Abbas may command (minimal) legitimacy in the West Bank (ignoring, as you must, the lack of elections and rampant corruption to mention but two problems with his leadership), but he cannot even see the other half of the territory that he claims to represent with binoculars, let alone step foot inside it. Whether you want to argue that Hamas is the legitimate representatives of those Palestinians (some will argue they were democratically elected) is neither here nor there. What is impossible to argue is that Abbas represents the Gazans. He simply does not, that is just the cold hard truth.
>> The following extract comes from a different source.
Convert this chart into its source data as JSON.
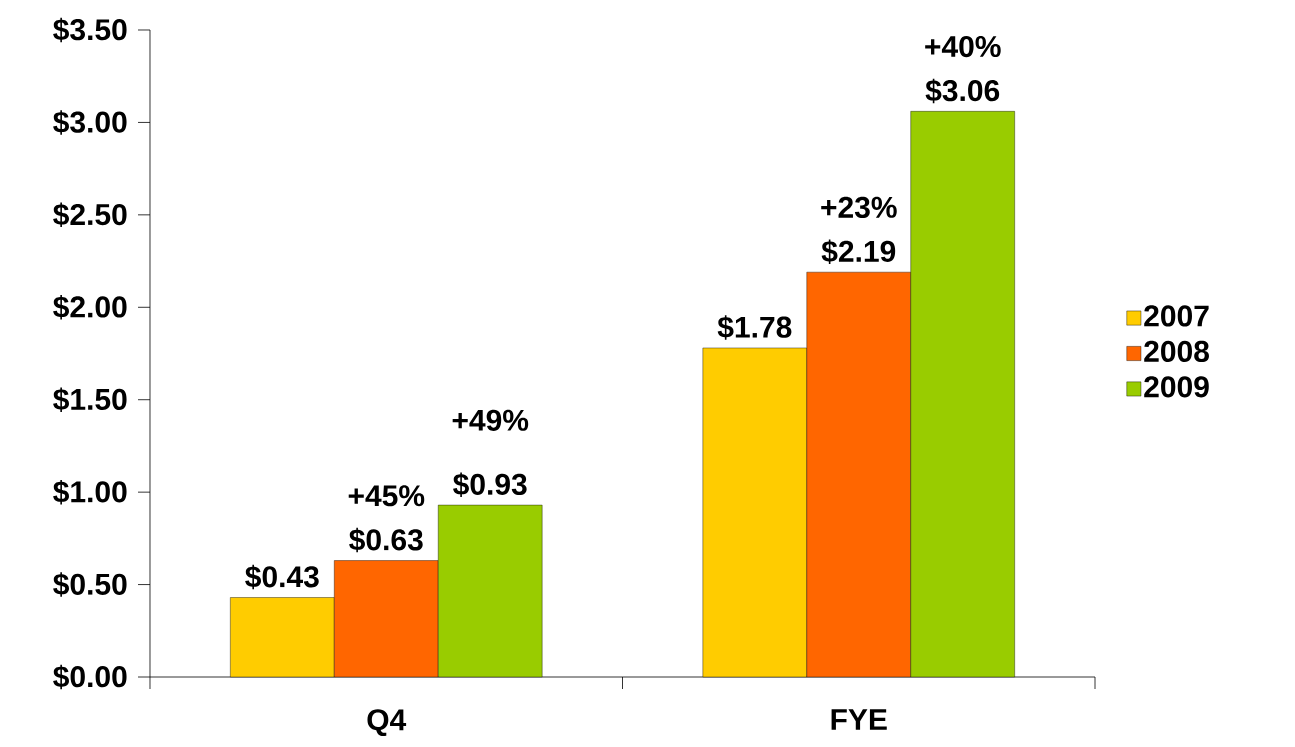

For him to be negotiating a peace deal that Hamas has already rejected (http://www.aljazeera.com/news/middleeast/2013/05/201353144052527593.html), on behalf of Palestinians under Hamas rule, makes a mockery of the proposal. Abbas simply has no authority to negotiate a Palestinian state that includes Gaza which it surely would.

I hope you can forgive my obvious pessimism about the latest announcement. I do sincerely hope, pray and (dare I say it) dream that we will see peace in our time. The Palestinian and Jewish people deserve a lasting peace that has a viable Palestinian state alongside a Jewish state with its security guaranteed. The latest round peace talks, however, can, at best, end with Abbas declaring a Palestinian state in the West Bank with Gaza continuing to provide the home for rocket fire into Israel. That is not a peace that any Israeli leader can or will accept.

Turn off the ovens Binyamin, falafel and shawarma will have to wait.